Arnsberg. Die „Mannschaft Inklusive“ bietet Fußballern mit Handicap im HSK eine Heimat. Spieler und Trainer haben eine enge Beziehung. Die ganze Geschichte

Mit breiter Brust wetzt Julien Braun an einem Montagabend im Dezember durch die Sporthalle des Gymnasiums Laurentianum in Arnsberg. Braun gibt keinen Ball verloren, treibt seine Mitspieler lautstark an – und versprüht ein enormes Glücksgefühl. Kein Wunder, denn der Fußballer ist Kapitän eines ganz besonderen Teams: Die „Mannschaft Inklusive“ des SV Arnsberg 09 und der „Lebenshilfe Wohnen NRW“ bietet Menschen mit Behinderung wie Braun viel mehr als einen sportlichen Ausgleich.

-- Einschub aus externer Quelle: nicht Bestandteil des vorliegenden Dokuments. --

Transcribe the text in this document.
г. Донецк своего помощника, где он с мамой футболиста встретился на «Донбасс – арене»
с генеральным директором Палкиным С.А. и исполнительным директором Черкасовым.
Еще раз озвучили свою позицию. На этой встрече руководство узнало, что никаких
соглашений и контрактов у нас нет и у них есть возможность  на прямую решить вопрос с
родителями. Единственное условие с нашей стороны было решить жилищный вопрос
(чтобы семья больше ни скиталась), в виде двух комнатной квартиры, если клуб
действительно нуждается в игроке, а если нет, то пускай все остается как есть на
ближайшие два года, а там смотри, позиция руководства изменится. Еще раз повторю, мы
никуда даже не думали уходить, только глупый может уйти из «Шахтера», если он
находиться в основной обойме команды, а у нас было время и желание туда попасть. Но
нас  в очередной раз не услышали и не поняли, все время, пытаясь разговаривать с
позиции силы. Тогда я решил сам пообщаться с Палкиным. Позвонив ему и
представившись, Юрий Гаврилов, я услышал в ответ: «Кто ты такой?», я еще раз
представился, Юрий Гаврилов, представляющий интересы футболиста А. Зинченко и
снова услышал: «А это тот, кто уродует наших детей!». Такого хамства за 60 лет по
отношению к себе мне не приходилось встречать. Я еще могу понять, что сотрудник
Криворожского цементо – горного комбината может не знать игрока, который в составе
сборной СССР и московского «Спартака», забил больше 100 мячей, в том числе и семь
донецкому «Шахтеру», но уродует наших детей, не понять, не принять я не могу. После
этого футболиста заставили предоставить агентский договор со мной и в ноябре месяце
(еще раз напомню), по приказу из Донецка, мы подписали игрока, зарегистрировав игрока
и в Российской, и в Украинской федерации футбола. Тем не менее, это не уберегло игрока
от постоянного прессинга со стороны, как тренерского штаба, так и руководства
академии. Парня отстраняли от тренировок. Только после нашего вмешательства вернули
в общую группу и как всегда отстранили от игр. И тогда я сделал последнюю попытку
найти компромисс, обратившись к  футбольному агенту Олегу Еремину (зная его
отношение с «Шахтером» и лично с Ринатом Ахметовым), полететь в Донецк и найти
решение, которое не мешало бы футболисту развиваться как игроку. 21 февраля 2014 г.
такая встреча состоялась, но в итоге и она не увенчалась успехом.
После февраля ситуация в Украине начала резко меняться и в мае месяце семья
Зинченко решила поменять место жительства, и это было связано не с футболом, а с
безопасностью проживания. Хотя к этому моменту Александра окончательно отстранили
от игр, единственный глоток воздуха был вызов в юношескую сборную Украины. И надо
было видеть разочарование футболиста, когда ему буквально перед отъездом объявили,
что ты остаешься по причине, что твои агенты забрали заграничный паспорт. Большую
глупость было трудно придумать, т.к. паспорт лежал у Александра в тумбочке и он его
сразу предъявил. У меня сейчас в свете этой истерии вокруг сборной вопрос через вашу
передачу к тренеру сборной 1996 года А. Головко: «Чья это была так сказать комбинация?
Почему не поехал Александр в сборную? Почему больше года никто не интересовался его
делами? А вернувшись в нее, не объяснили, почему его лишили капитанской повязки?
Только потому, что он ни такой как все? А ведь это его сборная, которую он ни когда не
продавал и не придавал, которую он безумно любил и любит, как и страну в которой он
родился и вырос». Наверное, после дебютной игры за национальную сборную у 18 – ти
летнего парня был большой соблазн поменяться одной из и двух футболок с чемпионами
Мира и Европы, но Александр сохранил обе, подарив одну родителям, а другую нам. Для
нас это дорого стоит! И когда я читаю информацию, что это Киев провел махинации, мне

Wie wichtig die Mannschaft für alle Fußballer ist, die hier engagiert dem Leder hinterherjagen, weiß Cosimo Minieri ganz genau.

Arnsberg: Die Idee wächst

Der 40-Jährige hat die Mannschaft Inklusive im Frühjahr 2018 gegründet. Die Idee: Menschen mit Handicap sollen ihr Hobby, den Fußball, ohne Widerstände ausüben können. Minieri, den alle nur „Mino“ rufen, weiß, was er tut, denn er ist vom Fach: Als pädagogischer Mitarbeiter der Lebenshilfe NRW kennt er die Wünsche der Jungen und Mädchen sowie Männer und Frauen, die er unter anderem bei ihrer Arbeit in Werkstätten für Menschen mit Behinderung begleitet. „Viele von ihnen wünschen sich, dass sie auch in einer Mannschaft Fußball spielen können. So fing damals alles an“, erzählt er.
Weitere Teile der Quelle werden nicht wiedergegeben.